Page 76 of Fire and Bones
“That’s being kind,” Burgos sniffed. Not a pleasant sound.
“Does Finrock have a jacket?” I asked.
“Petty stuff. A couple DUIs, one drunk and disorderly, one juvie B and E.” Burgos’s eyes remained on Thacker.
“Where was Finrock at the time of the fire?” she asked.
“Deery says he claims he was on his chesterfield—that’s a couch—in Mississauga binging all twelve seasons of Bones. Neither the Mississauga PD nor border patrol is busting ass getting back to him.”
A short pause for Thacker to comment, maybe me. Neither of us did.
“Danny Green and Johnnie Star were, how shall I put it, close.” Burgos made an obnoxious limp-wrist movement with one hand. “Both are skeevier than slop in a sty. Green worked the Smithsonian metro station offering bargain blow jobs for fifty bucks a pop, supplemented that income stream hawking oxy and K.”
Burgos used the street names for oxycodone and ketamine.
“Star was your man if X or speed was your jam.”
Ecstasy and meth.
“Deery has two hypotheses. A is that one of them maybe pissed off a competitor by expanding onto the other skeeve’s patch.
“B is that some self-appointed vigilante decided to make the world a better place for himself and his red-blooded American brothers. Deery says department moles intercepted a lot of chatter leading up to Memorial Day and this WorldPride 2025 shit, especially a group calls itself Male Order. Catchy, eh?”
“Sounds like a real free-thinking bunch,” I said.
“Who are they?” Thacker asked.
“White supremacists. Misogynists. Skinheads. Neo-Nazis. You name it. They’re scumbags who hate anyone don’t look and think like them. And here’s a tantalizing side note. Certain more virulent Male Order members have a history of torching buildings.”
“These assholes were in DC this past week?” My words dripped with disgust. “Maybe they got worked up seeing all the rainbow flags?”
“Male Order was one of a dozen hate groups staging anti-gay protests in the district recently,” Thacker said.
Burgos took a nice day swig before speaking again.
“Here’s another lead Deery’s chasing. Danny Green was from Birmingham, Alabama. His father, also Danny Green, is a forklift operator there and a candidate for United Neanderthals International.
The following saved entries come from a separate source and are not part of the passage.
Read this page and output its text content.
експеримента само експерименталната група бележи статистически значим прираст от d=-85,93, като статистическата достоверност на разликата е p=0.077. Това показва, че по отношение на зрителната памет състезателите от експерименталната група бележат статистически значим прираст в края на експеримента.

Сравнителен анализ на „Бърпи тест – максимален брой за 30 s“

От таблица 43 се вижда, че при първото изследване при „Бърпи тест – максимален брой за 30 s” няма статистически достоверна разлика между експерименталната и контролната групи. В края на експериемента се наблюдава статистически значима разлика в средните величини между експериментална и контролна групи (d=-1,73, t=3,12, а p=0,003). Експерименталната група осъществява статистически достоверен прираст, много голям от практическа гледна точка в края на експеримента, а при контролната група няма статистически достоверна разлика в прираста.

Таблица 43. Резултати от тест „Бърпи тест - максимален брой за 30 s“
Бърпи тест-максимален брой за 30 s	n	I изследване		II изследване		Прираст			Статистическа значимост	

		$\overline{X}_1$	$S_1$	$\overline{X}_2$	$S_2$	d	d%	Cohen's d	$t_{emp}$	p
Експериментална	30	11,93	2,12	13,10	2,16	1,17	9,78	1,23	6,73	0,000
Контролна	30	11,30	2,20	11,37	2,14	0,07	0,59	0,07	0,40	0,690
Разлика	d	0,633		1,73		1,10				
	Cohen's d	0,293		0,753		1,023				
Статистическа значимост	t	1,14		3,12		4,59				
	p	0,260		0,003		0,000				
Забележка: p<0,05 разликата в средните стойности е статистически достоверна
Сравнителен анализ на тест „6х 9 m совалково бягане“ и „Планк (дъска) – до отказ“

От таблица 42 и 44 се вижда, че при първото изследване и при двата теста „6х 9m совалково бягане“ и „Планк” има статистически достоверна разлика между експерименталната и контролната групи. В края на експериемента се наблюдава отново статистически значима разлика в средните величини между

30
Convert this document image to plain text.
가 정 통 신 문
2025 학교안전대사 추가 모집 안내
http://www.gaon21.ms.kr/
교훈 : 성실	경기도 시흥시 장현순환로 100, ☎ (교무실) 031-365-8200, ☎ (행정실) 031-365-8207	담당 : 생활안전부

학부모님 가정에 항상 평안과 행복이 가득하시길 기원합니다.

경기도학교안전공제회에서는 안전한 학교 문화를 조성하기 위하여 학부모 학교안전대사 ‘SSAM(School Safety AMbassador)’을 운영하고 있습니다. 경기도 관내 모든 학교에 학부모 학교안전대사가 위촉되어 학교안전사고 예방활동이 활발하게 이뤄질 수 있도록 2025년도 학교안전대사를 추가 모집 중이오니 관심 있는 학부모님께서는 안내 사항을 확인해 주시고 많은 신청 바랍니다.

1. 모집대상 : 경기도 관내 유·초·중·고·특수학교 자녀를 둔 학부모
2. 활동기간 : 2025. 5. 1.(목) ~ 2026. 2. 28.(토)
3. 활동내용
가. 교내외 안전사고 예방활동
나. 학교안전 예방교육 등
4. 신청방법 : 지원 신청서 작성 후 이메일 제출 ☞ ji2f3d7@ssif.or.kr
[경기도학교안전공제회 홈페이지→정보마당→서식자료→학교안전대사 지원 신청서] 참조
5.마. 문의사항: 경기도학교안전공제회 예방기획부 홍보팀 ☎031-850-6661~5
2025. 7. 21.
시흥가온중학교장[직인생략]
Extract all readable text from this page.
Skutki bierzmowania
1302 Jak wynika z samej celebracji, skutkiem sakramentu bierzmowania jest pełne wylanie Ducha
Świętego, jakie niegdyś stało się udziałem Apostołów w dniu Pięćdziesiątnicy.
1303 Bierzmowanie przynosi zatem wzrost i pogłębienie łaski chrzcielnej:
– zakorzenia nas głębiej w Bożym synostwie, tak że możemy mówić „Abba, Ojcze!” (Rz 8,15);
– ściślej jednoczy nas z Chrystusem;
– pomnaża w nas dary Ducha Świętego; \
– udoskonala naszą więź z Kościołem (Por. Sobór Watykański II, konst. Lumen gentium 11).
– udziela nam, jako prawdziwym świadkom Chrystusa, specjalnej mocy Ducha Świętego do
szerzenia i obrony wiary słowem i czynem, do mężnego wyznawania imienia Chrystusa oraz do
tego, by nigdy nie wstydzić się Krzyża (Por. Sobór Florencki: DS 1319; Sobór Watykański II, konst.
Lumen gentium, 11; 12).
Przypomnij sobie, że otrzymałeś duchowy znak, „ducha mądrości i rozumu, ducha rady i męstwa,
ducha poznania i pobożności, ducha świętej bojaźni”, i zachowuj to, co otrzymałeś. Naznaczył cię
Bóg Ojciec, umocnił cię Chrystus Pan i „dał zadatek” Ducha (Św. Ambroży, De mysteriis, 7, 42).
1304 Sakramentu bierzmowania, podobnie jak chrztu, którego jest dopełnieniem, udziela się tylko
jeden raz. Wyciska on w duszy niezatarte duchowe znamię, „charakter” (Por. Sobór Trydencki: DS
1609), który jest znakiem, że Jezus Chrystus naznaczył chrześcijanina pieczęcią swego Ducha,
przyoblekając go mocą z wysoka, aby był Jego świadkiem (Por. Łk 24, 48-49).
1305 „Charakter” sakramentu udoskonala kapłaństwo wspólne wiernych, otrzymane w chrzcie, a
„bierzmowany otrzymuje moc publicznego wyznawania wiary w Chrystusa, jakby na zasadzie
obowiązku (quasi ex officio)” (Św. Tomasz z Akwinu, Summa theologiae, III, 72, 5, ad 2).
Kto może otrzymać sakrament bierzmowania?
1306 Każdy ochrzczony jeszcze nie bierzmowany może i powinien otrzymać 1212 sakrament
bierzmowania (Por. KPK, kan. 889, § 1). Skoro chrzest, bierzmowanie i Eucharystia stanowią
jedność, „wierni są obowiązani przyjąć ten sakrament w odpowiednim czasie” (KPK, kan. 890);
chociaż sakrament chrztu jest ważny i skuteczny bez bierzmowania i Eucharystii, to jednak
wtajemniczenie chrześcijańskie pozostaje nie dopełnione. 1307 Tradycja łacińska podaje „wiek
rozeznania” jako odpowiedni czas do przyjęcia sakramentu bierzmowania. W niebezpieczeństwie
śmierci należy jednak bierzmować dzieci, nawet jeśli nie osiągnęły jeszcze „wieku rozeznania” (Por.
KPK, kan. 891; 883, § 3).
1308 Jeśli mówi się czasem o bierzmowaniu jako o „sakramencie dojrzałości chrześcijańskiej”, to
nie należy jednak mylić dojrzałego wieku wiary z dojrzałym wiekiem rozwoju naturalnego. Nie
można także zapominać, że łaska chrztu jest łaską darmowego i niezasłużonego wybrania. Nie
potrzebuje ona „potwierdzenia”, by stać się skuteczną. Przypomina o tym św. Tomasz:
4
Danny the elder has three assault charges, one aggravated. All old, all dropped, unclear why.
“Danny senior don’t like that his boy’s gay, and he don’t like that his boy’s dating Black. Blames the former on the latter. Could be he got tanked and decided to take Star out.”
Thacker arched a brow. “Along with his own kid?”
Burgos shrugged one scrawny shoulder. “Maybe Daddy’s plan wasn’t as brilliant as he thought.”
Through the window behind Thacker, I tracked a small plane flying low over the city. A banner dragged from its tail, advertising an event whose name and details were lost on my less than twenty-twenty vision.
“Go on,” she said.
“Finally, there’s the Syrian slant.”
“Jawaad el-Aman,” Thacker said. “I understand the kid’s father is the Syrian ambassador to the US.”
“El-Aman’s old man isn’t ambassador to shit.”
Thacker’s gaze hit mine, shock meeting shock.
Burgos pulled the ubiquitous investigator’s spiral from a hip pocket. I’d been wondering at its absence. After licking a thumb, then turning a few pages, he selected salient points, much as Doyle had done.
“Deery dug this crap up. Not sure it matters. The diplomatic mission of the Syrian Arab Republic to the United States was suspended in 2014.” Pause. “The US subsequently recognized the diplomatic mission of the National Coalition for Syrian Revolutionary and Opposition Forces.” Longer pause. “The final ambassador was a guy named Imad Moustapha.”